There is a big difference in how the body absorbs calcium in food compared to a calcium supplement. It takes time for the stomach to break down food, extract the calcium, and release it the bloodstream.
In comparison, calcium supplements are rapidly digested and flood the body with its entire daily recommended dose all at once. This can imbalance electrolytes in the blood and lead to irregular heart rhythm.
This may help explain why a new study by researchers at Johns Hopkins University found higher rates of heart damage and calcium-based plaque buildups among patients on calcium supplements.
The researchers also found lower rates of heart disease among people who ate lots of calcium-rich foods but did not take calcium supplements.

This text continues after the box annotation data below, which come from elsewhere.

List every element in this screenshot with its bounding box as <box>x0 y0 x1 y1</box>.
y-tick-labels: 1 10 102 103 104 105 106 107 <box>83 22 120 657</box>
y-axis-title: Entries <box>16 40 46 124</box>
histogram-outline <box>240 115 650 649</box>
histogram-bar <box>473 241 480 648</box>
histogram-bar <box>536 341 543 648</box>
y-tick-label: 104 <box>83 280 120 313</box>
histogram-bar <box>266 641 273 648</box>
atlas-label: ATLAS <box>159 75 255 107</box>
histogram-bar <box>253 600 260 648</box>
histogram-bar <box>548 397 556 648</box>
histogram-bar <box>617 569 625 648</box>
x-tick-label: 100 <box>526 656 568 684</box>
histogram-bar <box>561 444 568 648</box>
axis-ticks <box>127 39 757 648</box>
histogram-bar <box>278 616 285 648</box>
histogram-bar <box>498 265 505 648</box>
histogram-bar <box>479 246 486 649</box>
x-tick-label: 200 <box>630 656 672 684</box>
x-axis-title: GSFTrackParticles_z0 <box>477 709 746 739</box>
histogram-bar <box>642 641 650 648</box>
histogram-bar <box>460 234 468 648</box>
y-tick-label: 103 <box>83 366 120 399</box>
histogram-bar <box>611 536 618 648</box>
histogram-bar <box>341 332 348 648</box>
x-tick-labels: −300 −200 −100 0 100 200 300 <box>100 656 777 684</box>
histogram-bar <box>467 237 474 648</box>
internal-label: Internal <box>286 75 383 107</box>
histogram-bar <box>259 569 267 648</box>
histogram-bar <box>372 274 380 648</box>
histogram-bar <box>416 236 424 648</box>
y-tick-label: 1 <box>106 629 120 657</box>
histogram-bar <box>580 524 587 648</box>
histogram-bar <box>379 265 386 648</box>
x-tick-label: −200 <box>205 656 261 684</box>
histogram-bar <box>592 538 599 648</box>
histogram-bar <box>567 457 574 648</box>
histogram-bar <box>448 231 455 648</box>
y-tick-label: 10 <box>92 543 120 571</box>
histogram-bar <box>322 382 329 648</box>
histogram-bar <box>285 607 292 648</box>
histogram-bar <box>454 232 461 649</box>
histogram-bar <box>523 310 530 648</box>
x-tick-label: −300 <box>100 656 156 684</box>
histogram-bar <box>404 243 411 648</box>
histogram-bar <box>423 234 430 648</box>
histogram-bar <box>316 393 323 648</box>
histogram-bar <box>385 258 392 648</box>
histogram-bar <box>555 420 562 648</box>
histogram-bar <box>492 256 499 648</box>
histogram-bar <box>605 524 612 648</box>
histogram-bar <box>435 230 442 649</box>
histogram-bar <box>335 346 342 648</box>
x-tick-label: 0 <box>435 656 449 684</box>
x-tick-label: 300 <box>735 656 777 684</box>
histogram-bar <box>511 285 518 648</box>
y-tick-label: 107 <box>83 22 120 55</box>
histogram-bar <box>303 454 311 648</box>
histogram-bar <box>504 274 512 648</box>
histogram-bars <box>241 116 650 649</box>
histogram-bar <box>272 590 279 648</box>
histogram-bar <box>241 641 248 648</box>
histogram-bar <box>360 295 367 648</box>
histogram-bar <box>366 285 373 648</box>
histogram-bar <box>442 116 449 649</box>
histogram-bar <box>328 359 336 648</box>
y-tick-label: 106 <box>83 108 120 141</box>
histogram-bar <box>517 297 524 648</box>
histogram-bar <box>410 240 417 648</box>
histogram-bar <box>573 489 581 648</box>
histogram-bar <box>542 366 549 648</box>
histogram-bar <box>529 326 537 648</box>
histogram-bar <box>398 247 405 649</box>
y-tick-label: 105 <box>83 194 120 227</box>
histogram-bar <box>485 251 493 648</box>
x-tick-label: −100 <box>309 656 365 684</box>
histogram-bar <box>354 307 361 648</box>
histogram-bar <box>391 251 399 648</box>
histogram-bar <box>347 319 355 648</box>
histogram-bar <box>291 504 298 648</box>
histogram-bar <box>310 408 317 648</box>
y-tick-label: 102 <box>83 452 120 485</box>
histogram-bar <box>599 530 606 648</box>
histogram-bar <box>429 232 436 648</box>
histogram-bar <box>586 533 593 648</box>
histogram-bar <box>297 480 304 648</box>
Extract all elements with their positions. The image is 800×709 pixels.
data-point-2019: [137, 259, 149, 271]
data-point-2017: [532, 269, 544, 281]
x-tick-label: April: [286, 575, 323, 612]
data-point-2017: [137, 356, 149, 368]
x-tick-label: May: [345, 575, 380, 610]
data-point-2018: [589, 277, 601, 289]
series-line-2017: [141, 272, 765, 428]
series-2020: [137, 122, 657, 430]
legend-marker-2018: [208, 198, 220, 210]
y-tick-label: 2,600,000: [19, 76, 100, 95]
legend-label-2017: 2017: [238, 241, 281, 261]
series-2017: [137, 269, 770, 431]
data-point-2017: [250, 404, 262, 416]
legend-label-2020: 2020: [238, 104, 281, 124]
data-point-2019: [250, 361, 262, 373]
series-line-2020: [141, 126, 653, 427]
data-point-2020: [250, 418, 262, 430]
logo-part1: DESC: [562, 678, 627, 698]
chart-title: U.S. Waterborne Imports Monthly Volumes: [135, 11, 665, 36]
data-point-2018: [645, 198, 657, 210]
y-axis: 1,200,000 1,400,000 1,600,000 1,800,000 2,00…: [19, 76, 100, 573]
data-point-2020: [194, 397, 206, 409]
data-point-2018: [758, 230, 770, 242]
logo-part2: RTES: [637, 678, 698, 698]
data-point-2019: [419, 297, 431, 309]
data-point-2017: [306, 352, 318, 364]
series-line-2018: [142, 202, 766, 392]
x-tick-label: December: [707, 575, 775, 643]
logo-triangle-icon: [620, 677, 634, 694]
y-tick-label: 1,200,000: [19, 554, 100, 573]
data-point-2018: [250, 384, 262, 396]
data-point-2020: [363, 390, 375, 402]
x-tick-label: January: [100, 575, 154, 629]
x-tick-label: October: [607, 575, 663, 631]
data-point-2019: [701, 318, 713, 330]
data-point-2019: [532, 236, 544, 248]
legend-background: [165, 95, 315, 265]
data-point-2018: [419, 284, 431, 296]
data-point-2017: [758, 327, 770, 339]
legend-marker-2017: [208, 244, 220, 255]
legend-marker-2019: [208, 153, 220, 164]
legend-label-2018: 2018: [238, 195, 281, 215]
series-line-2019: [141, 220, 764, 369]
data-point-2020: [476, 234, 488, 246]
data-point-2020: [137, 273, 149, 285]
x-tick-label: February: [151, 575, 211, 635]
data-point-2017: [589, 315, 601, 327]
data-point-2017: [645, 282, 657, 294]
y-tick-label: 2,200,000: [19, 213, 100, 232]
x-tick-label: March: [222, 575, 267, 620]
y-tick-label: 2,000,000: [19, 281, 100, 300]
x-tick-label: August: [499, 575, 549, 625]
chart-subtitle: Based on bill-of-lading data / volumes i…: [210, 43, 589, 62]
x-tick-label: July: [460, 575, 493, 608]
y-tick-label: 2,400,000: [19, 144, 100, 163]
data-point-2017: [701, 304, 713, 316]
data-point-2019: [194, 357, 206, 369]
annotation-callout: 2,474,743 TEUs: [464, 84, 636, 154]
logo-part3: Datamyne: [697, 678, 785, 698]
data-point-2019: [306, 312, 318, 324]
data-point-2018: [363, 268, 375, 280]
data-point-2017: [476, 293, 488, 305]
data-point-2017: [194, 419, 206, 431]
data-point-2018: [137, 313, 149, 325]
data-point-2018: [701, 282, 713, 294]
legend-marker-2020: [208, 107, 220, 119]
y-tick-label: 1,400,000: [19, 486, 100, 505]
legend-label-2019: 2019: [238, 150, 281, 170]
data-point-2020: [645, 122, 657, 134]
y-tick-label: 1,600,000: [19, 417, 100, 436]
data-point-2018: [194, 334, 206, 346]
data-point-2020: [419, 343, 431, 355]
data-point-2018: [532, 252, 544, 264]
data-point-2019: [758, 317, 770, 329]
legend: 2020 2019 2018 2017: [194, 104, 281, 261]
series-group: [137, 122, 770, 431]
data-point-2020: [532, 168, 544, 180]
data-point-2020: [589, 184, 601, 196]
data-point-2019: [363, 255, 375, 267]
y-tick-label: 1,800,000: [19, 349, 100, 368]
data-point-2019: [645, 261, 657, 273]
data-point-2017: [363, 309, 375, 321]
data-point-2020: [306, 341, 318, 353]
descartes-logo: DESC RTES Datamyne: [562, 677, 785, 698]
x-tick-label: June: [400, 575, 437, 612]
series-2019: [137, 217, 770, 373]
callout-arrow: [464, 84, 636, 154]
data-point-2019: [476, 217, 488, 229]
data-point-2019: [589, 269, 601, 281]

According to nutritionist John Anderson, Ph.D., and co-author of the report:
There is clearly something different in how the body uses and responds to supplements versus intake through diet that makes it riskier. It could be that supplements contain calcium salts, or it could be from taking a large dose all at once that the body is unable to process.”
The conclusions of the study were based on 10 years of medical tests on 2,700 patients. It was published in the Journal of the American Heart Association on October 11, 2016.
An estimated 43% of American adults take supplements that include calcium, according to the National Institute of Health. Many hope it will decrease their risk of osteoporosis, a disease that weakens bones and increases the risk of fractures after falls, especially in older adults.
Because calcium deficiency contributes to osteoporosis, daily calcium intake of 1000- to 1200-mg per day is recommended for adults between the ages of 50 and 71 years old.
Every cup of 1% milk contains about 300-mg of calcium. Other foods high in calcium include cheese, leafy green vegetables, fish canned in their bones (sardines), almonds, oranges, beans, and many more.